Closing the visibility gap for Azure AD and federated SaaS applications

Microsoft Azure AD is a leader in cloud access and identity management, providing federated single sign-on for remote workers into today’s business critical SaaS and enterprise applications. Azure AD is also the built-in solution for managing identities in Office 365, which is why it has such a broad market penetration.

When the pandemic compelled workforces around the world to shift to remote work, the adoption of Azure AD exploded, reaching 425 million active users by the end of 2020. Just as businesses moved to adopt Azure AD for simplified sign-on and secure access to cloud applications and the entire Office 365 ecosystem, attackers also realized the value Azure AD provided to organizations and focused their efforts there.

What makes Azure AD valuable?

Compromising a single Azure AD account gives an attacker access to a large trove of data across multiple SaaS applications, including Microsoft Office 365. This single point attack has made it critical for organizations to be able to detect and respond to attacks from Azure AD to stop these compromises before attacks can get to other applications and do damage.

Best practices for securing these critical Azure AD accounts have been strong, modern adaptive multi-factor authentication (MFA), passwordless access, and access rules based on location. These types of preventative measure however are not enough to deter attackers and ensure data is protected. Modern attackers have too many ways to bypass preventative controls with techniques like abusing stay signed-on credentials, brute forcing credentials where MFA cannot be applied, tricking users into installing attacker-controlled OAuth applications, exploiting vulnerabilities in WS-Trust and forging their own tickets with a “Golden SAML” attack.

“Golden SAML” attacks and the ability for attacker to evade preventative measures was center stage in the SolarWinds breach, also known as Sunburst or Solorigate. The attackers were able to forge their own tickets, evading MFA, and allowing them to create persistence in the Azure AD environment and gain access to valuable SaaS applications.  

The huge impact that attackers can have when they bypass preventative measures like in the case of SolarWinds attack are why Vectra created Detect for O365 and Azure AD.  

Detecting attacker behavior with AI

Using artificial intelligence to analyze how accounts are being used, Detect for Office 365 provides deep behavioral-based attack detection, finds attack behaviors in Azure AD, and allows organizations to detect and stop account takeovers before an attacker can access any SaaS applications.

Vectra’s behavioral-based approach was able to alert on all the techniques leveraged in the SolarWinds attack without the need of signatures or updates to existing models. Behavioral alerting on instances like the creation of redundant access channels and the abuse of privileged Azure operations allows Vectra to alert on the attackers’ actions every step of the way.  

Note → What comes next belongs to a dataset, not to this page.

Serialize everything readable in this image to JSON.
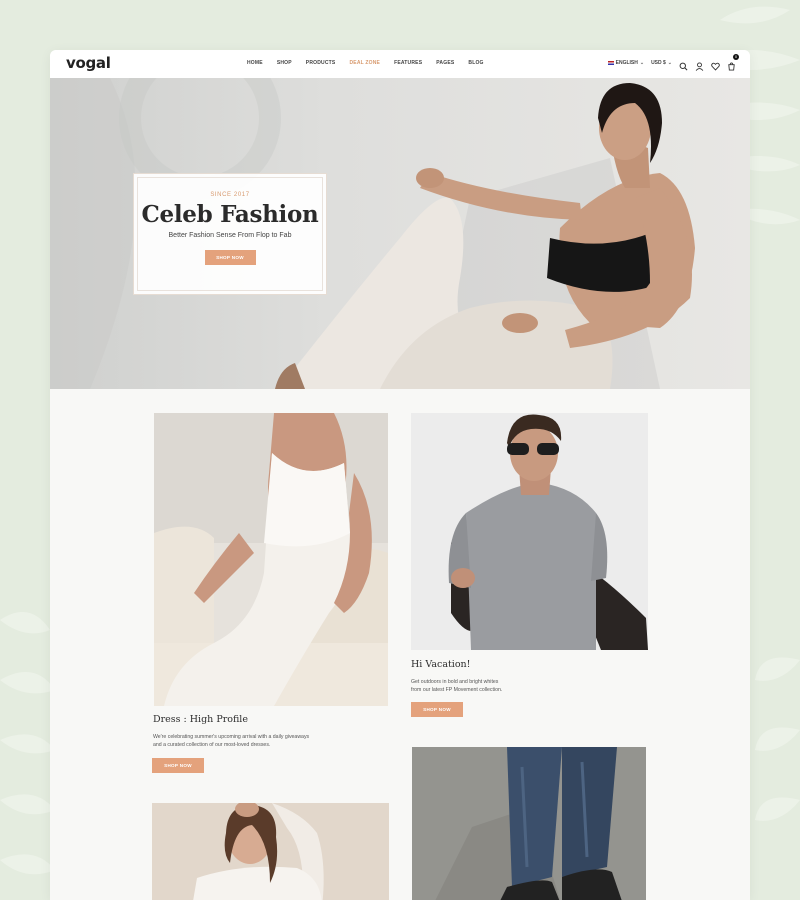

Vectra provides deep behavioral coverage of SolarWinds, future supply chain attacks, and SaaS applications with over ten unique Azure AD detections and over 20 Office 365-specific detection models. Events are never viewed in isolation; instead, they are contextually correlated to ensure efficient and effective prioritization of attacker actions.  

The move to zero-trust frameworks for access will only heighten the importance of Azure AD and the need to have visibility into Azure AD for effective detection and response.